L'agence de la biomédecine a remis en avril dernier, au Gouvernement et au Parlement, un rapport d'information à caractère prospectif sur l'usage des cellules souches embryonnaires humaines. Des essais cliniques sont en cours, dans lesquels des cellules embryonnaires sont utilisées pour soigner des patients - ou plutôt des cellules adultes issues de cellules embryonnaires pluripotentes. Trois protocoles de ce genre ont été autorisés aux Etats-Unis par la Food and Drug Administration (FDA). L'un porte sur la réparation des lésions de la moelle épinière causées en général par des accidents de la route et qui peuvent occasionner une tétraplégie : on espère ainsi régénérer les cellules nerveuses détruites au point d'impact. Ce protocole en est à la phase 1, c'est-à-dire que l'on en est encore à établir son innocuité. Deux autres portent sur la dégénérescence maculaire liée à l'âge (DMLA), l'un sur une forme génétique affectant les personnes jeunes, l'autre sur la forme qui frappe les personnes âgées - c'est la première cause de cécité chez ces dernières. Là encore, on n'en est qu'à la phase 1. Des patients ont été inclus dans le premier de ces protocoles, et sont sous observation : on veut s'assurer qu'ils ne développent pas de tumeurs.

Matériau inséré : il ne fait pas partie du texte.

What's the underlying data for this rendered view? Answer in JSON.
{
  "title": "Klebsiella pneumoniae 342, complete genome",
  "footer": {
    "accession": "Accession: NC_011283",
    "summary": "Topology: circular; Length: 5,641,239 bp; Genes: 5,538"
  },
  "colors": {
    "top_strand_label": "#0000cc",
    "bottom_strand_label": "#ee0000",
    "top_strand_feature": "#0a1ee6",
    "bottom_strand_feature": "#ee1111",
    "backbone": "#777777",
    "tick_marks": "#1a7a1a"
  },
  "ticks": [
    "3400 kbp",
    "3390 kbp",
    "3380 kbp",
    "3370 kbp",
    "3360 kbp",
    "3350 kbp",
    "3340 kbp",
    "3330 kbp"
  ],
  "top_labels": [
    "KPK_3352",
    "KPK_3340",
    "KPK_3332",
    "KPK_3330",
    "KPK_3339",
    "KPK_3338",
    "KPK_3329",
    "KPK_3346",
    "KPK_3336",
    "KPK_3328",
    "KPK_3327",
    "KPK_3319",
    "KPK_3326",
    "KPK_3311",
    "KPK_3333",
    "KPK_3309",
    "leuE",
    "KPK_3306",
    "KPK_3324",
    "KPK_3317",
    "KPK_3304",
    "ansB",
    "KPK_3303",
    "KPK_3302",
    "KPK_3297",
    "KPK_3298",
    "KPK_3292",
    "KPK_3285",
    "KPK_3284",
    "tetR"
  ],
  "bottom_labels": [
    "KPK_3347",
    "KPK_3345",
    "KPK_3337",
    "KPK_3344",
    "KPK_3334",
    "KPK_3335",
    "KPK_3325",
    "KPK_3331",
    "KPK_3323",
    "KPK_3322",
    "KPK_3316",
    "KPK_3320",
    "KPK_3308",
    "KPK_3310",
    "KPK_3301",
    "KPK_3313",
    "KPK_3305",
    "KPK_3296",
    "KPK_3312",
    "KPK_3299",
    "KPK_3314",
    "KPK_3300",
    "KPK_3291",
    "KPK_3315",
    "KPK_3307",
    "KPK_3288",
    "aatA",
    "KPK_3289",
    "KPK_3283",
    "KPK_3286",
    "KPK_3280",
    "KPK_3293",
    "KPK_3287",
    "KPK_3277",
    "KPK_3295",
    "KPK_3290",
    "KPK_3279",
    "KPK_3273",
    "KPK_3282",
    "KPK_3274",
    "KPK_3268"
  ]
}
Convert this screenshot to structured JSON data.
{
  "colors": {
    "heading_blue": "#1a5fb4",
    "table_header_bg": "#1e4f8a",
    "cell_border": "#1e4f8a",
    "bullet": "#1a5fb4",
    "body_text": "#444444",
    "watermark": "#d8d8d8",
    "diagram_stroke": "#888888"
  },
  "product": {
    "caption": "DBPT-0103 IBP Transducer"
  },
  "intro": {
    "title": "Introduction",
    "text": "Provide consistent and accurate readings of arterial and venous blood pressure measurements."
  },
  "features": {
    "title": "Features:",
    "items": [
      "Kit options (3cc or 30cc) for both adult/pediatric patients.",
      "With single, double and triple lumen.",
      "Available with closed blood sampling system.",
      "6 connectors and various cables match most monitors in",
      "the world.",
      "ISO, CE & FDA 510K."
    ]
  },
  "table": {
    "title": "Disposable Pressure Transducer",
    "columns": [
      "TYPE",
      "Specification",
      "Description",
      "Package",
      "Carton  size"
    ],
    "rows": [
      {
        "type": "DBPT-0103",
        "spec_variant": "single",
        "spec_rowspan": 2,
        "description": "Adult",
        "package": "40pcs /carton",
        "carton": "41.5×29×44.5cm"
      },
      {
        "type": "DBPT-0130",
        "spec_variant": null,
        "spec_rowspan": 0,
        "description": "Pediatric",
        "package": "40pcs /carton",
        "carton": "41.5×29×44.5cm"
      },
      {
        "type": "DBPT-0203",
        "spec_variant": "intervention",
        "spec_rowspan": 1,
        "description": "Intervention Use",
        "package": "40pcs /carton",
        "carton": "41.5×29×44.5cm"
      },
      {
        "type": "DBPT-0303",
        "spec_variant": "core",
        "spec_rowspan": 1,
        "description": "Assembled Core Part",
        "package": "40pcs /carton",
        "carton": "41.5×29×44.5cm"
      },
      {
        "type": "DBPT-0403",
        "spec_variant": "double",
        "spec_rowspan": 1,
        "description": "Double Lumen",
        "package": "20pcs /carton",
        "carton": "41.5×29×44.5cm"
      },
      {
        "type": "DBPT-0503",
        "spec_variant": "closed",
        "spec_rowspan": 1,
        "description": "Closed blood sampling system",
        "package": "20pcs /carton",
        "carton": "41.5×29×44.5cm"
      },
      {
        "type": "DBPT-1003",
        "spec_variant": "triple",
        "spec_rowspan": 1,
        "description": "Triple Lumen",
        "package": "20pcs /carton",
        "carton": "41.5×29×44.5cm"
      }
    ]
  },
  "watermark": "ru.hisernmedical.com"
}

En Europe, cinq ou six protocoles pourraient arriver bientôt au stade de la recherche clinique, dont un ou deux en France. Les travaux du professeur Menasché portent sur la réparation du muscle cardiaque après un infarctus ; il a d'abord essayé d'injecter à l'endroit de la lésion des cellules adultes prélevées dans la cuisse du malade, mais ce fut un échec. Il veut donc faire la même tentative à partir de cellules embryonnaires et va bientôt déposer un dossier de recherche clinique auprès de l'Afssaps : il s'agit d'ensemencer un patch avec ces cellules pour l'implanter au lieu de la plaie. Quant au professeur Marc Peschanski, il cherche à fabriquer des cellules de peau pour les grands brûlés, et d'abord - car leur cas est plus simple - pour les personnes affectées d'un ulcère permanent à la jambe à cause d'une drépanocytose.
Les recherches ont donc un caractère scientifique et technique au début, mais elles s'inscrivent dans une chaîne, dont l'extrémité est le soin. Ce sont des projets d'ensemble qui nous sont soumis, même si chaque phase doit être autorisée. C'est parce que le professeur Menasché voulait soigner des personnes ayant subi un infarctus que Michel Pucéat a entrepris ses travaux sur la dérivation.
Les cellules souches présentent-elles des risques ? Puisqu'elles prolifèrent à l'infini, elles produisent des tératomes. Il est donc indispensable, avant de s'en servir à des fins thérapeutiques, de les faire passer au stade adulte. Des tests sont ensuite réalisés, grâce à des marqueurs fluorescents, pour vérifier qu'il ne reste aucune cellule embryonnaire mais tout test est faillible. Les chercheurs craignent aussi des réactions immunitaires, car les cellules implantées ont un système immunitaire propre. Le risque de rejet est encore plus important pour les cellules iPS, issues de cellules adultes.
Je ne crois pas en revanche que l'on puisse dire que les cellules iPS sont des OGM, car le génome n'est pas touché : on ne fait qu'activer ou désactiver certains gènes par des techniques de génie génétique, pour forcer la cellule à adopter le comportement souhaité. Il ne me semble pas que ces cellules aient encore été utilisées dans des essais cliniques. Lors du dernier congrès de la Stem Cell Society, chacun avait convenu que l'on en était encore loin. Mais le professeur Douay n'est pas du même avis : s'il réussissait à obtenir des globules rouges, tout pourrait aller très vite...
Madame Hermange, il n'y a pas de procédé de « vitrification lente ». On procède soit par congélation lente, qui ne produit pas beaucoup de naissances comme je vous l'ai indiqué ; soit par vitrification - qui se caractérise par une descente rapide en température -, et il existe des études portant sur six cents enfants nés ainsi en Italie du Nord et sur deux mille naissances au Japon, pour lesquels on ne constate pas d'anomalie majeure liée à l'utilisation du milieu gras, qui connaît d'autres emplois en biologie.